Something resurfaces in the Dane's mind and he glances at Itzhak -- the New Yorker's been in town longer than he has, please accept the impromptu nomination to local old geezer who Drinks Whiskey and Knows Things. "You happen to know if the Historical Society have their records at town hall or at Addington House? I've been trying to catch hold of them since pretty much when I came into town but barring a quick tour by Atli once, I never managed. Their records should be accessible somewhere, though, and Asshole Irving might be mentioned in them."

Itzhak holds up a long finger, excuse please, busy Drinking Whiskey. He comes up for air, sucks his lower lip free of liquor. "Addington House, pretty sure. They like to keep stuff like that close. You wanna break in?"

He's apparently completely serious, hiking his eyebrows at both Ravn and Una like this is a totally reasonable thing to suggest.

'Time slip' clearly registers with Una, though it surely can't be entirely new information - and in any case, she doesn't actually take that point further, because instead she's turning a surprised-- and appraising-- glance on Itzhak.

Two months ago, her reaction might have been quite different. Today, however, she merely hesitates. "When you say 'close', you mean, 'breaking in is the only way to see them', or 'it'd take miles of paperwork and a lot of convincing, so this is simpler'?"

Ravn purses his lips. "I should have considered that. My idea was to walk in and wheedle some bureaucrat until they let me at the crates and binders. You know -- the academic approach. But you're right. Hyacinth Addington may not want to continue her family's bad habits, but she's not yet formally in charge, and this town? Anyone over fifty knows that there's only one queen of Gray Harbor and her name is Margaret Addington. And she sure as hell has a lot of secrets. We may actually have to consider finding another way."

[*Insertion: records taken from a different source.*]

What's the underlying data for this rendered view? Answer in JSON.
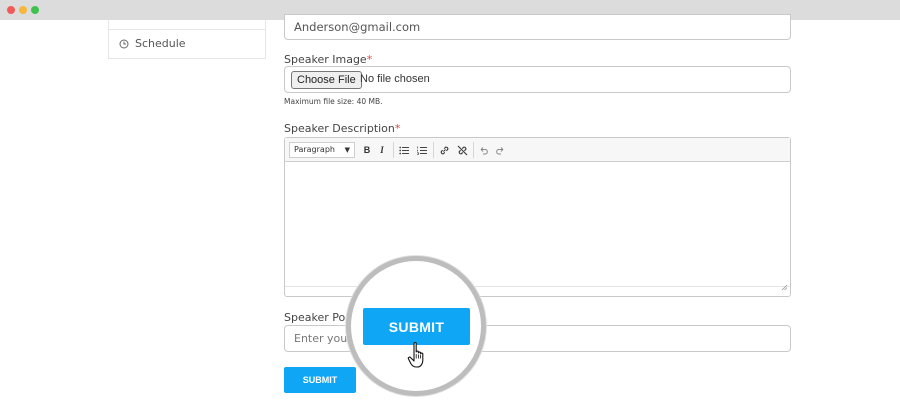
{
  "window": {
    "controls": [
      "close",
      "minimize",
      "maximize"
    ]
  },
  "sidebar": {
    "items": [
      {
        "label": "Schedule",
        "icon": "clock-icon"
      }
    ]
  },
  "form": {
    "email": {
      "value": "Anderson@gmail.com"
    },
    "speaker_image": {
      "label": "Speaker Image",
      "required_mark": "*",
      "button_label": "Choose File",
      "status": "No file chosen",
      "hint": "Maximum file size: 40 MB."
    },
    "speaker_description": {
      "label": "Speaker Description",
      "required_mark": "*",
      "toolbar": {
        "paragraph": "Paragraph",
        "bold": "B",
        "italic": "I"
      }
    },
    "speaker_position": {
      "label": "Speaker Pos",
      "placeholder": "Enter your"
    },
    "submit_label": "SUBMIT"
  },
  "magnifier": {
    "button_label": "SUBMIT"
  },
  "colors": {
    "accent": "#0ea6f5",
    "required": "#e04545"
  }
}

Itzhak tips a hand back and forth. "Little of column A, little of column B?" A sudden smile flashes across his well-worn face, aimed at Una. It doesn't last before settling into a funny twist at mention of Old Lady Addington. He looks back at Ravn and tips his glass towards him, like, you got it.

Suggesting to perfect strangers that they break in for real estate records: the kind of conversation one has in Gray Harbor. Apparently.

"And some amount of column c, which is 'it'd be much more fun to do it this way'," Una concludes, sans judgement. Mostly sans judgement, at least - and in any case, the corners of her mouth are twitching upwards.

"Well." She lets that hang in the air between them a few moments. She pauses, has another sip or two of her beer. "That's clearly not catering to my strengths. But..."

She's not opting out, shall we say.

"Well, if we are even entertaining this idea, step one is scoping out the place. There are guided tours. Let's go on one." Ravn grins slightly and sips his whiskey. And if there is a certain gleam in steel grey eyes it's got absolutely nothing to do with the fact that below the law abiding community centre administrator slash university lecturer, there's a grifter and a thief who has not gotten to do anything stupid in entirely too long.

It's a damn good thing Itzhak is around to provide opportunity to be stupid on a regular basis.